Much of her work predates or embodies trauma theory; she has always explored sex and gender. Soon after the 1967 war, she was working collaboratively with Palestinian theatre artists in Israel.


Born in 1932, she spent the years of the Second World War in hiding, sheltered by a gentile family. Survival guilt is a major theme of her work; so too is memory. Her quest was to “find language to say the unsayable…to [find a way] to integrate within our conscience, without dying in the process, the shattering experience of Auschwitz.”


Liliane’s legacy is to have created a body of work that never shrinks from evil and complicity. It is very tough and often frightening work, but it is also visionary, mythic, and—especially toward the end of her life—almost miraculously tender.


Q: What do you hope readers take away from Small Bibles for Bad Times?


A: Reading is such a personal experience, I hesitate to say what others should “take away” from any given work, even one that I’ve translated. But I do hope that readers will gain a sense of a Liliane’s extraordinarily rich life of the mind and spirit, her moral rigor, and disarmingly beautiful language.


I also hope that readers will feast their eyes on Mindy Weisel’s gorgeous painting on the cover; and appreciate the book’s elegant design.

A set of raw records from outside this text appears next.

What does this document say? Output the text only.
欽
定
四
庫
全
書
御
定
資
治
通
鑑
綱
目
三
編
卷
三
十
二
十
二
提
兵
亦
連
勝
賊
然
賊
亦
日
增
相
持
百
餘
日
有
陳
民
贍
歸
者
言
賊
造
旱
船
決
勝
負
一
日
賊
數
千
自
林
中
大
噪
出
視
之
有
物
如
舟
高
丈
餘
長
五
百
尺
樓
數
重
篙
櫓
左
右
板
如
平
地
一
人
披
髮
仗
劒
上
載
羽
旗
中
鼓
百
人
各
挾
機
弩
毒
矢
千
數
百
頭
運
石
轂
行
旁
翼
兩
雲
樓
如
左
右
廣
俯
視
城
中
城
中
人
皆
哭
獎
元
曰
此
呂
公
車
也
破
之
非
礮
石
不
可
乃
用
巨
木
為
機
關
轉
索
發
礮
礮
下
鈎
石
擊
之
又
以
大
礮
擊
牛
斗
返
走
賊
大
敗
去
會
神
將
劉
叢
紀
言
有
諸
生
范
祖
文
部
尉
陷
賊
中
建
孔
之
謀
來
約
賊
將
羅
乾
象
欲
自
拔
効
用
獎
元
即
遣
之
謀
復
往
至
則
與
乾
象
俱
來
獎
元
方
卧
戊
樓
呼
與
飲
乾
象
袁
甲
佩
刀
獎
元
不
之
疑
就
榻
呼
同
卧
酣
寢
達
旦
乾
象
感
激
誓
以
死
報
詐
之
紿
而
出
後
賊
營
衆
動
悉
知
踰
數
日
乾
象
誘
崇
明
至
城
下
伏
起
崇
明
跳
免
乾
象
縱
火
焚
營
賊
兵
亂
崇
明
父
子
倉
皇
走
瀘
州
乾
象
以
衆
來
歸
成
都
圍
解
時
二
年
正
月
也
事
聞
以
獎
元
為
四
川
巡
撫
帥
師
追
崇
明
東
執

Q: What are you working on now?


A: Thanks to a National Endowment for the Arts Translation Fellowship, I am translating two books by Chilean poet Ennio Moltedo, written during or soon after the Pinochet dictatorship. In common with Liliane Atlan, Moltedo wrote prose poems in which the political, the lyric, and the surreal combine to startling effect.


Q: Anything else we should know?


A: Liliane’s children, who have long lived in Israel, maintain an excellent website:


I’m the author of A Lexicon of Terror: Argentina and the Legacies of Torture, and have translated the works of Griselda Gambaro, Luisa Valenzuela, Salvador Novo, among other Latin American writers.


I teach Literature and Literary Translation at Bennington College, in Vermont, where I’m the Founding Director of Bennington Translates, a multi-disciplinary curricular initiative that spans humanitarian, literary, arts, and scholarly translation with a special focus on conflict zones, forced migration, and displacement.